China, which overtook the US in 2009 to become the world's largest automotive market by sales, does not export any domestically produced vehicles to North America, with the exception of small trucks and off-road vans such the Wuling Minimax which has GM as a major stakeholder. In 2011, Japan's Honda Motor Co began importing its Fit subcompact car into Canada from a plant in China, but there are no plans to supply dealers in the US with Chinese-made Fits.

Akerson, who will step down Jan 15 and be succeeded by product-development chief Mary Barra, was asked at the Washington luncheon how long he thought it would take "Chinese cars, like Japan entering the marketplace 30 years ago, to capture a share here"?

The former telecom executive, who joined GM in 2010 and pushed the company to double sales in China, replied that he doubted China's leaders "feel the need" to export cars to the US, given China's vast domestic market. Chinese consumers are expected to buy 30 million cars annually by 2020.

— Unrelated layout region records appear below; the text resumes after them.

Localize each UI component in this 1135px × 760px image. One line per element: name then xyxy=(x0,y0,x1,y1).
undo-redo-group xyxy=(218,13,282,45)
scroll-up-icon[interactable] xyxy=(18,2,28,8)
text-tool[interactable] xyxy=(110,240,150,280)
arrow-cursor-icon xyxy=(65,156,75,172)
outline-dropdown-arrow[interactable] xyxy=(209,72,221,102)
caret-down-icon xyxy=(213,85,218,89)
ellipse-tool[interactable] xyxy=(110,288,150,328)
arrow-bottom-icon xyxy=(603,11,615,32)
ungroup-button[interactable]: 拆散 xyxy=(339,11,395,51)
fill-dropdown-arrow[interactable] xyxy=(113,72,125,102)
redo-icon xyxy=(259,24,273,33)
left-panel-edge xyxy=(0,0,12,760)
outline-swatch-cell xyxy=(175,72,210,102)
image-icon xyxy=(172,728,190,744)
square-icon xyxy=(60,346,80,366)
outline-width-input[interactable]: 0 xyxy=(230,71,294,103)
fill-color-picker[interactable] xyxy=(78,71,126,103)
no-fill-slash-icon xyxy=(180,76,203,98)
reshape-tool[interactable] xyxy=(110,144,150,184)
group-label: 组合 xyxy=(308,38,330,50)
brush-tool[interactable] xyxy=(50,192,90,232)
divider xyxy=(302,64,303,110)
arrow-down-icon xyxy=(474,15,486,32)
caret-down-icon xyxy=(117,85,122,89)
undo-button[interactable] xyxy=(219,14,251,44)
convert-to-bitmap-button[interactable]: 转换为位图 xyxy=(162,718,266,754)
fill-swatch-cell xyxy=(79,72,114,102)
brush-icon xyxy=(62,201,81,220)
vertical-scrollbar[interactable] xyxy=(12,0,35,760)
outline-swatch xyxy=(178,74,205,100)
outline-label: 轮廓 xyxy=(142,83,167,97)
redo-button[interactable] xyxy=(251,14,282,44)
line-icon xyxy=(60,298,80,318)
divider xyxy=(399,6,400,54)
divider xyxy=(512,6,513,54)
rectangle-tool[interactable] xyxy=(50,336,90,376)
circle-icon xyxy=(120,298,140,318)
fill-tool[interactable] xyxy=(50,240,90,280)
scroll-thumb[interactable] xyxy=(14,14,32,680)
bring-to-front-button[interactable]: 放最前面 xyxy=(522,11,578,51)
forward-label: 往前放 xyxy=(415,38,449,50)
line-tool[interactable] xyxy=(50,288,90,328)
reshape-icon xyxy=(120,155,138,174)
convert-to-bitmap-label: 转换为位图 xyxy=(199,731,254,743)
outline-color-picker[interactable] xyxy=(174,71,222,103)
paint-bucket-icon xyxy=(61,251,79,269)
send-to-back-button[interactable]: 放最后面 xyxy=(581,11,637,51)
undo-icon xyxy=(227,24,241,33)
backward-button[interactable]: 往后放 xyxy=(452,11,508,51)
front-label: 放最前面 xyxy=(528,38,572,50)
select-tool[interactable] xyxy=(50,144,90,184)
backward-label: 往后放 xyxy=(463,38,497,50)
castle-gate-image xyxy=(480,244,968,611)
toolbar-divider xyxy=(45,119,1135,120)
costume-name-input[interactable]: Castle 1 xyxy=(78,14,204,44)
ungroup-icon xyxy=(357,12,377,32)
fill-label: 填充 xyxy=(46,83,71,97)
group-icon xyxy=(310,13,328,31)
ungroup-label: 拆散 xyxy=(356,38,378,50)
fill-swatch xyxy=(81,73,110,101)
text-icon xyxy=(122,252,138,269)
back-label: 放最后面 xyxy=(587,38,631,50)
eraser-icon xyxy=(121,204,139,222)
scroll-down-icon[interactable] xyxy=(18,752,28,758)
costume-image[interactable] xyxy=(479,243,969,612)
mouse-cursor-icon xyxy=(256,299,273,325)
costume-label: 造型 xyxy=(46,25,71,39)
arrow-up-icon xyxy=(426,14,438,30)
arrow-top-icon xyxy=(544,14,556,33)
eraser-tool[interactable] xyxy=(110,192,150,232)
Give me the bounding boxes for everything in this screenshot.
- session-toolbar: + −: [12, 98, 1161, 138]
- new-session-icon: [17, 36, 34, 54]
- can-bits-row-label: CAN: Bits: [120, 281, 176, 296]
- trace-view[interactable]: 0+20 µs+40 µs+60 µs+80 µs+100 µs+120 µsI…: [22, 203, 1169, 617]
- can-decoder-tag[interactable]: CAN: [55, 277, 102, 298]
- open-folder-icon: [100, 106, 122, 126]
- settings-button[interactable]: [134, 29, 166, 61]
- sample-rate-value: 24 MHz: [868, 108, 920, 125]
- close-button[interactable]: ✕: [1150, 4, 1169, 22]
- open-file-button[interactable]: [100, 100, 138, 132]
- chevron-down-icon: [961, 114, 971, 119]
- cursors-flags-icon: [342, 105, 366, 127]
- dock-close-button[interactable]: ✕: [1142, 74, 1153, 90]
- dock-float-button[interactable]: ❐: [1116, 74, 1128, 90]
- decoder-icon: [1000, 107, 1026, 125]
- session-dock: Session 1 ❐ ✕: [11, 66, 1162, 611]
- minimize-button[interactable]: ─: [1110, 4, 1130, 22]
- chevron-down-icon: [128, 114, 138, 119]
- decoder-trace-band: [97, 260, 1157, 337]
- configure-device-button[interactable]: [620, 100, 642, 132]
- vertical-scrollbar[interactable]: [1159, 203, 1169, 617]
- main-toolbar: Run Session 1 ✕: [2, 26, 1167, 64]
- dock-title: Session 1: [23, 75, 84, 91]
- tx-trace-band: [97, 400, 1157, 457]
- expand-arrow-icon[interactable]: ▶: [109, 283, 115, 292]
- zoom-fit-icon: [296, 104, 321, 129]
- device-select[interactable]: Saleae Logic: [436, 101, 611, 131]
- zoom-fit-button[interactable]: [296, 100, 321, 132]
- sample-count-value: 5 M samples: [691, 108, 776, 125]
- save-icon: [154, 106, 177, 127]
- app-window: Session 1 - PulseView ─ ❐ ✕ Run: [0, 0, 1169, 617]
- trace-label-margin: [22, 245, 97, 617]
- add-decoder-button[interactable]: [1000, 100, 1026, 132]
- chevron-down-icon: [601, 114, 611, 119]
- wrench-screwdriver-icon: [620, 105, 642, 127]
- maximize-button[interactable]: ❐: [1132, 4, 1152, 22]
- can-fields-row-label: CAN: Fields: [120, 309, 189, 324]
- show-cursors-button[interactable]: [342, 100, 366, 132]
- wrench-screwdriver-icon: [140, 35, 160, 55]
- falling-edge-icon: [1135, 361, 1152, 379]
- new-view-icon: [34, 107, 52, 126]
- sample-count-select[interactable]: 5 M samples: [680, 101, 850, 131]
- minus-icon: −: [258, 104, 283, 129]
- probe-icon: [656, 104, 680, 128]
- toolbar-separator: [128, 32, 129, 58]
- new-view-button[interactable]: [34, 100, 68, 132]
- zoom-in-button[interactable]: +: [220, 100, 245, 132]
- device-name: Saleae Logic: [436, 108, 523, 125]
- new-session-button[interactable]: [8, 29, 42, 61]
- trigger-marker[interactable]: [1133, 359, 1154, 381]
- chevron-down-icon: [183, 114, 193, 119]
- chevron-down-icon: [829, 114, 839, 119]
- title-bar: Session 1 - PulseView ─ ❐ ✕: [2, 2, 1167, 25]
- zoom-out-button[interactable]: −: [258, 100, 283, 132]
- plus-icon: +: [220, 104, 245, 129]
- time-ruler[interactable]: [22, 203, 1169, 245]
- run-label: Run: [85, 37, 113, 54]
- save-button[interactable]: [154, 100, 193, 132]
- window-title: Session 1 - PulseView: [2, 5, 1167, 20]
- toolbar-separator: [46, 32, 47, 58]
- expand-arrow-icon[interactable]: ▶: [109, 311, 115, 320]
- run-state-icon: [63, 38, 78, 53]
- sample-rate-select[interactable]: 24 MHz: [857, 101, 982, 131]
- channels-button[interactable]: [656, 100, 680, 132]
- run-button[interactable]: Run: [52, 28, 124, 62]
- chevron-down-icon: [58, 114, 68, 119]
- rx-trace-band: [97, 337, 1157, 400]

Although Japan's arrival in the US in the early 1970s changed the industry, Akerson discouraged comparisons with China's emergence as a global automotive giant, saying the economic landscape today is much different than it was 40 years ago.

"In the next 20 to 30 years there will be one or two global Chinese champions who will come out of the domestic market," Akerson told the press club. "It's only a matter of time."

Akerson's prediction was less optimistic than that aired in July by Hong Su, chief engineer at Changan Motors' US research and development site in Plymouth, Michigan, who told China Daily that China was at least five to 10 years away from selling a car that could meet North American emissions and safety rules.

In his speech, Akerson celebrated the end of the US government's ownership of GM and announced it was putting $1.3 billion into plants in Michigan, Indiana and Ohio. He warned his colleagues not to slip back into old habits that led the company into bankruptcy, citing employee pension plans that GM allowed to become underfunded, the company's overabundance of vehicle designs and the redundancy that allowed its Chevrolet division to employ more than 70 advertising agencies worldwide.

Last week, the US Treasury Department announced that it sold the last of its shares in GM, pinning the final cost of the taxpayer-led bailout at about $10.5 billion.